Hoge Raad, 22-11-2002, ECLI:NL:HR:2002:BI8092 AF0960, 37361

Gegevens

Instantie
Hoge Raad
Datum uitspraak
22 november 2002
Datum publicatie
22 november 2002
ECLI
ECLI:NL:HR:2002:AF0960
Zaaknummer
37361

Inhoudsindicatie

-

Uitspraak

Nr. 37.361

22 november 2002

cl

gewezen op het beroep in cassatie van het college van burgemeester en wethouders van de gemeente Oostburg tegen de uitspraak van het Gerechtshof te 's-Gravenhage van 1 juni 2001, nr. BK-99/00352, betreffende na te melden aan X te Z opgelegde aanslagen in de onroerendezaakbelastingen.

1. Aanslagen, bezwaar en geding voor het Hof

Aan belanghebbende zijn voor het jaar 1998 wegens het gebruik van de onroerende zaken a-straat 1 te Q en b-straat 1 te R op één aanslagbiljet verenigde aanslagen in de onroerendezaakbelastingen van de gemeente Oostburg opgelegd, welke aanslagen, na daartegen gemaakt bezwaar, bij uitspraak van het Hoofd van de afdeling Financiën en Interne Zaken van de gemeente Oostburg (hierna: het Hoofd) zijn gehandhaafd.

Belanghebbende is tegen die uitspraak in beroep gekomen bij het Hof.

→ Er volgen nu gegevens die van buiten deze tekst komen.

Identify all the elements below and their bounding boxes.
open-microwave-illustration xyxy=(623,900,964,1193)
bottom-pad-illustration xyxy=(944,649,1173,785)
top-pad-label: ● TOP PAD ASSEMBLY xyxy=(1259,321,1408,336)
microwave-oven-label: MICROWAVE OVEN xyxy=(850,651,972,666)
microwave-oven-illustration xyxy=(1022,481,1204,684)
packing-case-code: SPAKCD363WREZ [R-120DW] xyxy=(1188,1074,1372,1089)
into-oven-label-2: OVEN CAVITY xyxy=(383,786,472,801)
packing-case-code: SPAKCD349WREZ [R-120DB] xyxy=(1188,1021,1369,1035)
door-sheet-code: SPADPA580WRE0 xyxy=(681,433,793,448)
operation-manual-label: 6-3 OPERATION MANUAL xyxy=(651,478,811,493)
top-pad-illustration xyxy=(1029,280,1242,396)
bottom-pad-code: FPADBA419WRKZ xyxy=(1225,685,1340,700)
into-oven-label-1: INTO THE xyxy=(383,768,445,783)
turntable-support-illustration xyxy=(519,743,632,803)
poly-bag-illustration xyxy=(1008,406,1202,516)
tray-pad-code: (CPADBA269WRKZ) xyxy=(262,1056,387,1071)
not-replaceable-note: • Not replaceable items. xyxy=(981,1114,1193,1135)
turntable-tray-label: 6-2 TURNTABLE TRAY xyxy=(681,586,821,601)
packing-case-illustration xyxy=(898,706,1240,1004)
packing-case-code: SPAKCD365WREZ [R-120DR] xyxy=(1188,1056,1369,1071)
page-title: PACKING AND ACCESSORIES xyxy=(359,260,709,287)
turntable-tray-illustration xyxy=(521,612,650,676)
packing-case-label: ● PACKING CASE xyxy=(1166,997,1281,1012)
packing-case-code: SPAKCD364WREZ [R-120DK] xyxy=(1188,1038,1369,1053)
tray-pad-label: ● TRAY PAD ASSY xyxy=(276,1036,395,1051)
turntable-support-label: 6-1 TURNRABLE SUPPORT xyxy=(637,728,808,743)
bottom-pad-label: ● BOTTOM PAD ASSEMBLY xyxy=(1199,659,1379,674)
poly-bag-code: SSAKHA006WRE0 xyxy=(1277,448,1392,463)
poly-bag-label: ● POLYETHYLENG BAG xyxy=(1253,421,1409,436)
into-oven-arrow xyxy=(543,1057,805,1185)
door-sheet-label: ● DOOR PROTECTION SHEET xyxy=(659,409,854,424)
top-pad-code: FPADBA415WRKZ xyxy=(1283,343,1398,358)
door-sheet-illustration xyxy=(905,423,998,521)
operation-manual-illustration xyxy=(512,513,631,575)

Het Hof heeft die uitspraak alsmede de aanslagen vernietigd. De uitspraak van het Hof is aan dit arrest gehecht.

2. Geding in cassatie

Het college van burgemeester en wethouders van de gemeente Oostburg heeft tegen 's Hofs uitspraak beroep in cassatie ingesteld. Het beroepschrift in cassatie is aan dit arrest gehecht en maakt daarvan deel uit.

Belanghebbende heeft een verweerschrift ingediend.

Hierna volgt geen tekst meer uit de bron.